Chu notes that concerns over how information is presented by Taiwan’s large language models go beyond the use of traditional characters. If you ask GPT questions in Mandarin, its output tends to reflect the style of the People’s Republic of China and fails to capture Taiwan’s culture, he says. “It’s about having Taiwanese companies using Taiwanese language or data to train LLMs to build AI sovereignty.”
He mentions the Formosa Foundation Model (FFM-Llama2) as another Taiwan LLM that showed promise in this regard. Released in September 2023 by Asus subsidiary Taiwan Web Service, FFM-Llama2 was aimed at “democratizing AI to empower businesses.” In a similar vein, the research institute at Hon Hai Precision Industry Co., better known as Foxconn, launched its own LLM, FoxBrain, in March.
Yet privately, some commentators are skeptical of big corporations’ ventures into LLMs, viewing them as based on limited training and outdated architecture. Acknowledging this criticism, a Foxconn spokesperson emphasized that the company’s LLM is currently just for its own use.
For Lin Yen-ting, a key member of the MiuLab team that trained and developed TAME, the motivation to create a Taiwan-centric LLM was clear-cut: to plug a Taiwan-shaped gap in the information environment. Noting that DeepSeek-R1 and other Chinese LLMs present a warped picture of Taiwan, Lin stresses that U.S.-developed models can also sometimes present Taiwan in a manner that its citizens would not recognize.

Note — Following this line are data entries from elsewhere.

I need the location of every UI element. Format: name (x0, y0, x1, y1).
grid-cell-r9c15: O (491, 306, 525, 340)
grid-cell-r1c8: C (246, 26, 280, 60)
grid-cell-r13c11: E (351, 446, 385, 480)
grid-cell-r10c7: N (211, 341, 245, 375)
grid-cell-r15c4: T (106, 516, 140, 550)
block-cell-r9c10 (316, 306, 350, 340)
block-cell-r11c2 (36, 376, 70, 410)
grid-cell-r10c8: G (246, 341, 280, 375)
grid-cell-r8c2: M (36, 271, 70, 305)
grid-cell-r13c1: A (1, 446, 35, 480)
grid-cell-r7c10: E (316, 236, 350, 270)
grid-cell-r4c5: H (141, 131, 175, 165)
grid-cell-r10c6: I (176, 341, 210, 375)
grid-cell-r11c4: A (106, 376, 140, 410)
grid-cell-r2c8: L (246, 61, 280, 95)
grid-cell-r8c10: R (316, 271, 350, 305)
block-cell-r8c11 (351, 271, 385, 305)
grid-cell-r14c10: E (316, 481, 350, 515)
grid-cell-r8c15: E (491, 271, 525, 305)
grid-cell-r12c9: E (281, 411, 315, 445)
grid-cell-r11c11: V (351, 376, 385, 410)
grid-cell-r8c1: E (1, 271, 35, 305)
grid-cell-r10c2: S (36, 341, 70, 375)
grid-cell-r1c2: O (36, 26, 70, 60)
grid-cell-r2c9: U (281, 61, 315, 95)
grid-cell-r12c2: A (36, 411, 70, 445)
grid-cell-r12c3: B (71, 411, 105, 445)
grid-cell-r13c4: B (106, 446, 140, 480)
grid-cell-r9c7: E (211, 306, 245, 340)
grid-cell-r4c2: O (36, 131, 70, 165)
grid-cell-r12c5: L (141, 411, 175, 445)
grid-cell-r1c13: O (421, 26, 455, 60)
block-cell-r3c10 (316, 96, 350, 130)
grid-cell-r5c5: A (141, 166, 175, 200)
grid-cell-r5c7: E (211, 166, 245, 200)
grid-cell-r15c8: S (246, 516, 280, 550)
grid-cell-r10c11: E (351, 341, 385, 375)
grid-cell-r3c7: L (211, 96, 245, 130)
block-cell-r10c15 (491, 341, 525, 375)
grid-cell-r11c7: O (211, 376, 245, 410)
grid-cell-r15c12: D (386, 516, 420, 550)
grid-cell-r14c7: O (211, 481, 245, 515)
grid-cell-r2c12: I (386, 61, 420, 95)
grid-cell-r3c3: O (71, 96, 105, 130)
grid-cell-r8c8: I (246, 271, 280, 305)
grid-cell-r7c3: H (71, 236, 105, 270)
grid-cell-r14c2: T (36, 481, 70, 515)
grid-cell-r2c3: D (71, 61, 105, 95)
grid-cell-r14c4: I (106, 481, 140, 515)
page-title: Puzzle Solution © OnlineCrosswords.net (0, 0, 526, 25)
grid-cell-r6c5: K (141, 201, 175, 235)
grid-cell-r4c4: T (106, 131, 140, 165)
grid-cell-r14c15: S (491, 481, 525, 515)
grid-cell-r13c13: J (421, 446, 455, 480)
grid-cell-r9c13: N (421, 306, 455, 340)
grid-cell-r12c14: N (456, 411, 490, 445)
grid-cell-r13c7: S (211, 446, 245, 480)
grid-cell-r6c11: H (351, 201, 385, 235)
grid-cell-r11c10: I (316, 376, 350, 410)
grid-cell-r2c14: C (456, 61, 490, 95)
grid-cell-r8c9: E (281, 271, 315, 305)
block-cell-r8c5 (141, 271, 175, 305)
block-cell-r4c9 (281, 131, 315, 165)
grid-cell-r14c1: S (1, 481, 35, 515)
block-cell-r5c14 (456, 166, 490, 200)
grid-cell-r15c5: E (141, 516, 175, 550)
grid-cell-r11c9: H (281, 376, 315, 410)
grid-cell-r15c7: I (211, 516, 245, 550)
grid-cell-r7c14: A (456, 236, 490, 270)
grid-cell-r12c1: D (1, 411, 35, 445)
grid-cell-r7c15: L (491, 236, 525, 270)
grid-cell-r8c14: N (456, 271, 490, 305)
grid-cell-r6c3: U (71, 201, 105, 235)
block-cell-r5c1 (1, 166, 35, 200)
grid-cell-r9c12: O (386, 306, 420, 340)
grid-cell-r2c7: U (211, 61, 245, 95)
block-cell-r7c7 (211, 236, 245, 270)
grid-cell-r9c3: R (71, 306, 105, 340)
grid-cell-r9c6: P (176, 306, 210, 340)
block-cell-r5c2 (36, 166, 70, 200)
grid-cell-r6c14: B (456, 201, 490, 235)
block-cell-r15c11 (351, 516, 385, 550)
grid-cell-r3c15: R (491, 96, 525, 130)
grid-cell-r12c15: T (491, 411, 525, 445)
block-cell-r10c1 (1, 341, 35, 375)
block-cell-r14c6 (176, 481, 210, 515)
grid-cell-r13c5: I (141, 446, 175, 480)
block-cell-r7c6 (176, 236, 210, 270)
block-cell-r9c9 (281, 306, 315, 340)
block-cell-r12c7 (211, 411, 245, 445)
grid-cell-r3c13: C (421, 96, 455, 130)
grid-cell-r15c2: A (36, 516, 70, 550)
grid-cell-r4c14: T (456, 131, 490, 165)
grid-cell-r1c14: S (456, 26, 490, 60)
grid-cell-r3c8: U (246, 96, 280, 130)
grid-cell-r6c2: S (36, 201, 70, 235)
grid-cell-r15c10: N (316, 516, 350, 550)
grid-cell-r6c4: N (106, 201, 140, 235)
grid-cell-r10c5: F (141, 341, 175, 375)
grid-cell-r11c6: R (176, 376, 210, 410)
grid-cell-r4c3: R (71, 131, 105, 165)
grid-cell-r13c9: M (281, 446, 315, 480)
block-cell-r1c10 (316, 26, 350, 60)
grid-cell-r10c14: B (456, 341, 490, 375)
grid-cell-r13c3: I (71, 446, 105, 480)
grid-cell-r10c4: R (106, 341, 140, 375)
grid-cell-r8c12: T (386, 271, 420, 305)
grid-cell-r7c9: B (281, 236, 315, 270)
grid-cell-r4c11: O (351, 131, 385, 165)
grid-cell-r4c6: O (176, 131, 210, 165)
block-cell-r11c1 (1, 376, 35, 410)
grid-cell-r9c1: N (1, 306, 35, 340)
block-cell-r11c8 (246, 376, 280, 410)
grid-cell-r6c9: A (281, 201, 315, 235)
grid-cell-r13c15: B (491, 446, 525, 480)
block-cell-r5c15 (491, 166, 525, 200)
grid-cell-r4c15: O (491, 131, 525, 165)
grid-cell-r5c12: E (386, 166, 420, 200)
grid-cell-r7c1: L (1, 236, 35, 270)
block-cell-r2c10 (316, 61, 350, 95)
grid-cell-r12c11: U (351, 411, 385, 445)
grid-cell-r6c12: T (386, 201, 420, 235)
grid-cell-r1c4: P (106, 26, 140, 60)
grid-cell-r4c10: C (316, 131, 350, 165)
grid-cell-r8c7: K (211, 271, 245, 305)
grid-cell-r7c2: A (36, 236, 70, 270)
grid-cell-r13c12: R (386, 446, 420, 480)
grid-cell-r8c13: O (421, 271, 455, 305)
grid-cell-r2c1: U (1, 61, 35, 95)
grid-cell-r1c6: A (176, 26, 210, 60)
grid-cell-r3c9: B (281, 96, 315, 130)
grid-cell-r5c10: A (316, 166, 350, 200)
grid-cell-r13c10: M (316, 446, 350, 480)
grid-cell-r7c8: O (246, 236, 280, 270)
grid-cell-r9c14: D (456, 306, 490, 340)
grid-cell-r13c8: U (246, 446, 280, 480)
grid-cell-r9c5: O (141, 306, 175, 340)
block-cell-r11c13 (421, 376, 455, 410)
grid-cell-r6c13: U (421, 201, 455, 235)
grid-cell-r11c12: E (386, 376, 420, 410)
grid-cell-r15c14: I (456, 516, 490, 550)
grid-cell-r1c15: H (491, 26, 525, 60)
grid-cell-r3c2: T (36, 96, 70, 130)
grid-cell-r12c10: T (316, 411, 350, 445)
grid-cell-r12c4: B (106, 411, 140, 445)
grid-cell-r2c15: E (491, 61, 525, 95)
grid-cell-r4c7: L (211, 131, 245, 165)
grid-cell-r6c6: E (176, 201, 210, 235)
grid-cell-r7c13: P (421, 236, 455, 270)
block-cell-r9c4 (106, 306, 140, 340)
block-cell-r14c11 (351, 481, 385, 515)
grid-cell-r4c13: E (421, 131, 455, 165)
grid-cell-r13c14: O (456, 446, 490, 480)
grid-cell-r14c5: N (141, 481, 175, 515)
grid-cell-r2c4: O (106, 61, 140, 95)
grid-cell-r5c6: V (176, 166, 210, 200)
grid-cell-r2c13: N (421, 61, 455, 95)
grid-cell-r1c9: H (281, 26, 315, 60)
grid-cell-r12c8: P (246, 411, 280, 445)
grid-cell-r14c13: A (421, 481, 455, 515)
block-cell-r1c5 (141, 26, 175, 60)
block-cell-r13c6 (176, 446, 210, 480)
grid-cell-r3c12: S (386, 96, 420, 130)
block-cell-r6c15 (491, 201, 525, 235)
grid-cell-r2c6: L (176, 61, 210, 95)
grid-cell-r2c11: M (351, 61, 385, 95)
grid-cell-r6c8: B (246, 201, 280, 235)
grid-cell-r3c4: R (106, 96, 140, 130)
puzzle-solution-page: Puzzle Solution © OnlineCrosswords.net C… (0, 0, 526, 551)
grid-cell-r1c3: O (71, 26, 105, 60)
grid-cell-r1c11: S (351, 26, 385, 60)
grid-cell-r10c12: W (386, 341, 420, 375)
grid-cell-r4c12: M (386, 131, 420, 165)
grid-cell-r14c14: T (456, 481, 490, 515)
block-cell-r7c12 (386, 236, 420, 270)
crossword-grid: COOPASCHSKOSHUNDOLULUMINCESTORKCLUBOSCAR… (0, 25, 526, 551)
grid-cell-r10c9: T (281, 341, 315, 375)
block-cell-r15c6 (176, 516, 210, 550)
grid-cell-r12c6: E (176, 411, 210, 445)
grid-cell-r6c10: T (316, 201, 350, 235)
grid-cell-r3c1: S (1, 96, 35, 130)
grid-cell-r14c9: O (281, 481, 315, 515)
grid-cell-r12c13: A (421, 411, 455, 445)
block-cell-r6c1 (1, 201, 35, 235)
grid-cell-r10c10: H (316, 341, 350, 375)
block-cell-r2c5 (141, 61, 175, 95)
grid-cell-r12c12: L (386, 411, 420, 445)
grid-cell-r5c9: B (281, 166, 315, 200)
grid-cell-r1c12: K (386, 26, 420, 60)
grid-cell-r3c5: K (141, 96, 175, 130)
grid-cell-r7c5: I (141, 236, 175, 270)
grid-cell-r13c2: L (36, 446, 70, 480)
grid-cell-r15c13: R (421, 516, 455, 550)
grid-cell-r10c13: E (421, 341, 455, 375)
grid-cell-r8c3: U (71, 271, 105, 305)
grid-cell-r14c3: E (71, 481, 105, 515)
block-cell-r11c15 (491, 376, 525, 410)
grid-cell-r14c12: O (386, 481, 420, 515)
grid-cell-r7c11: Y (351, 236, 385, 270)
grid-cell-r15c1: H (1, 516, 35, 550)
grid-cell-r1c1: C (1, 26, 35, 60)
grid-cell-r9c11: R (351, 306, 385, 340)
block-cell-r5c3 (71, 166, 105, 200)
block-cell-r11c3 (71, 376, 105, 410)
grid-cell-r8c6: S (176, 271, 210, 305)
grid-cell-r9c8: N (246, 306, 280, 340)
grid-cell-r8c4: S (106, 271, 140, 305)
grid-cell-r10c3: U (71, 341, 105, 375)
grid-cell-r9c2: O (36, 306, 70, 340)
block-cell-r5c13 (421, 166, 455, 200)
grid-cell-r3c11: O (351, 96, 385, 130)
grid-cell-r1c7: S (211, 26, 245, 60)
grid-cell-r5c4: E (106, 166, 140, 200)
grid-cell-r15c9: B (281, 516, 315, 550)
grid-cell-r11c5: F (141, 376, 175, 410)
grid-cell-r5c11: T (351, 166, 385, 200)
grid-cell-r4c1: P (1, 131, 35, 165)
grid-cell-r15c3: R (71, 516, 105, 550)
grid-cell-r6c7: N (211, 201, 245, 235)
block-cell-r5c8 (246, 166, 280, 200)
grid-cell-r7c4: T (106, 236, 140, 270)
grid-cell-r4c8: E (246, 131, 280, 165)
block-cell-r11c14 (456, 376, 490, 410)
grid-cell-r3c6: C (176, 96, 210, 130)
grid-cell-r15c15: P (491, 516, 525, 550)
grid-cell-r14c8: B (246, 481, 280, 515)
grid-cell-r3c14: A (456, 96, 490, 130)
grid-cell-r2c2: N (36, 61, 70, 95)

“I feel that open-source models don’t really care about this,” says Lin, who also interned at Meta, where he worked on Llama models. “They’re training on a snapshot of the internet that is dominated [in Chinese-language data] by China, so they learn that culture and ideology.”
For this reason, Lin says a lot of information is missed or “buried down in the data pool.” Inevitably, a lot of this information relates to Taiwan, he says. “So we want to kind of cherry-pick that part – the Taiwanese stuff – and retrain it into the model.”